Il appartient donc au vendeur professionnel de rembourser l’acheteur consommateur du colis perdu ou d’envoyer à nouveau l’objet commandé. Le cas échéant, l’acheteur consommateur dont le colis a été perdu pourra engager la responsabilité contractuelle du vendeur professionnel pour manquement à ses obligations contractuelles et obtenir des dommages interêts.

De surcroit, le transporteur ne peut être considéré comme un tiers au contrat, de sorte que le vendeur ne pourra s’exonérer de sa responsabilité contractuelle en cas de perte ou de détérioration de la chose en démontrant le fait de ce tiers. (Cass. 1re civ., 13 nov. 2008, n° 07-14.856).

Colis endommagé : que faire ? 

Le transfert des risques ne s’opérant qu’à partir du moment où l’acheteur consommateur a pris physiquement possession du colis, celui ci peut refuser d’en prendre possession s’il s’avère endommagé. 

Pour ce faire, l’acheteur consommateur peut ne pas signer le bon de livraison et refuser la marchandise. Il est ensuite possible de mettre en demeure le vendeur par lettre recommandée de livrer un produit non endommagé. Les frais de retour et d’envoi devant rester à la charge du professionnel. 

En effet, le vendeur professionnel n’est pas simplement lié à une obligation de délivrance (supposant le dépôt du colis jusqu’au transporteur) mais d’une obligation de livraison (supposant la remise du colis dans les mains de l’acheteur). En conséquence, si le colis a été endommagé par le transporteur choisi par le vendeur, c’est à lui de se retourner contre ce dernier.

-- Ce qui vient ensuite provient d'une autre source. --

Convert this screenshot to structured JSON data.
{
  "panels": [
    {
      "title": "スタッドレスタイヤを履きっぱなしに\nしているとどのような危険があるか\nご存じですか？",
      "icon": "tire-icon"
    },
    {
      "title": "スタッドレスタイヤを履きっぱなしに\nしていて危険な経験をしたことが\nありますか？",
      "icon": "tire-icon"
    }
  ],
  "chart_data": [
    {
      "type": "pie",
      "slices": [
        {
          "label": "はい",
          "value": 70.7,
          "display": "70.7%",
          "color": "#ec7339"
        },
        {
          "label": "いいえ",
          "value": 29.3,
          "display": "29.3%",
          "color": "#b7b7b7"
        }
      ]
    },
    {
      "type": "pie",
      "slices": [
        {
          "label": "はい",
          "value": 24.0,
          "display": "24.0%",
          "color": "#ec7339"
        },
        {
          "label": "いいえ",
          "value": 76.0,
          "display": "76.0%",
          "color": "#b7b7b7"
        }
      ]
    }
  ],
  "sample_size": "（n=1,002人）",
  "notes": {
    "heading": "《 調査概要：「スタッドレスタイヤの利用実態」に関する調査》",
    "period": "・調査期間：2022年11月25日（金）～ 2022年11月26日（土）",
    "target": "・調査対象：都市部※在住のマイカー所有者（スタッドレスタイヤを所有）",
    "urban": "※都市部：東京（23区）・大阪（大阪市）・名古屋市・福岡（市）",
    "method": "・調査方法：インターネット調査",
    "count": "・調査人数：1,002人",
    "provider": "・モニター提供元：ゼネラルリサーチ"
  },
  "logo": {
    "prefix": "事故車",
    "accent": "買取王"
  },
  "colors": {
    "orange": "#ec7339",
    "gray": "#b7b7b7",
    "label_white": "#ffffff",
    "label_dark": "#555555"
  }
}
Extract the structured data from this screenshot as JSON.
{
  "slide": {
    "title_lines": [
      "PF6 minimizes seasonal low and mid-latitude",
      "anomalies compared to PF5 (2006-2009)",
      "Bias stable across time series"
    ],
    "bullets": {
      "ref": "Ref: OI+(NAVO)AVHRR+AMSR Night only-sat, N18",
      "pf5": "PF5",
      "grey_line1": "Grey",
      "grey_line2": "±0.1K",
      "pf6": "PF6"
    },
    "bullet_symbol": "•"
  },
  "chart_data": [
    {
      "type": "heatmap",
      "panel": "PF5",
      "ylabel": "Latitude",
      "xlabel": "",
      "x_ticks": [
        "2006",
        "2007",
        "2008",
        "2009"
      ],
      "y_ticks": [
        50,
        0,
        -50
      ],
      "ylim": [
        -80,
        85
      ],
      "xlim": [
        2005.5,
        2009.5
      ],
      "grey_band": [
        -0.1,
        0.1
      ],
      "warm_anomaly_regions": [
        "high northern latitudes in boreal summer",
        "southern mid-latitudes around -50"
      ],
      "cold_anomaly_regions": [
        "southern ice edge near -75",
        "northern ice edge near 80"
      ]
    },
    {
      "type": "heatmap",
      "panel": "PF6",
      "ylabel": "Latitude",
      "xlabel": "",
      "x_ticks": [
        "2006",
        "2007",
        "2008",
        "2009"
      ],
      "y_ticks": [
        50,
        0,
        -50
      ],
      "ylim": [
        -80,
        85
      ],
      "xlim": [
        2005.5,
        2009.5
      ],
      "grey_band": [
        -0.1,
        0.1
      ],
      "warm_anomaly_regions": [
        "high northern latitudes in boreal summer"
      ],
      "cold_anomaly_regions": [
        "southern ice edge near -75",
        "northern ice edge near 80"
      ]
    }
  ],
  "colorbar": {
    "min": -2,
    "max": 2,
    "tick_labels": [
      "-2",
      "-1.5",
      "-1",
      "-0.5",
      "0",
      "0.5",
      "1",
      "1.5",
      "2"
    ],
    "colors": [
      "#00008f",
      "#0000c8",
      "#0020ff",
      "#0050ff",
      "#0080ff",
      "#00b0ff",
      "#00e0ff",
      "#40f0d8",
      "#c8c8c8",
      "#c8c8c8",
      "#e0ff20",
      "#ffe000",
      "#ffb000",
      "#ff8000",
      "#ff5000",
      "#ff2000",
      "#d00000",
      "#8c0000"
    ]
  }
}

En définitive, le contrat de vente en ligne peut positionner l’acheteur consommateur dans une situation délicate lorsque des problèmes inhérents à la livraison de son colis surviennent. Néanmoins, celui-ci dispose davantage de droits issus du Code de la consommation qu’il est indispensable de connaitre pour les revendiquer. En payant pour un service, chacun a le droit à ce que ce dernier soit exécuté correctement.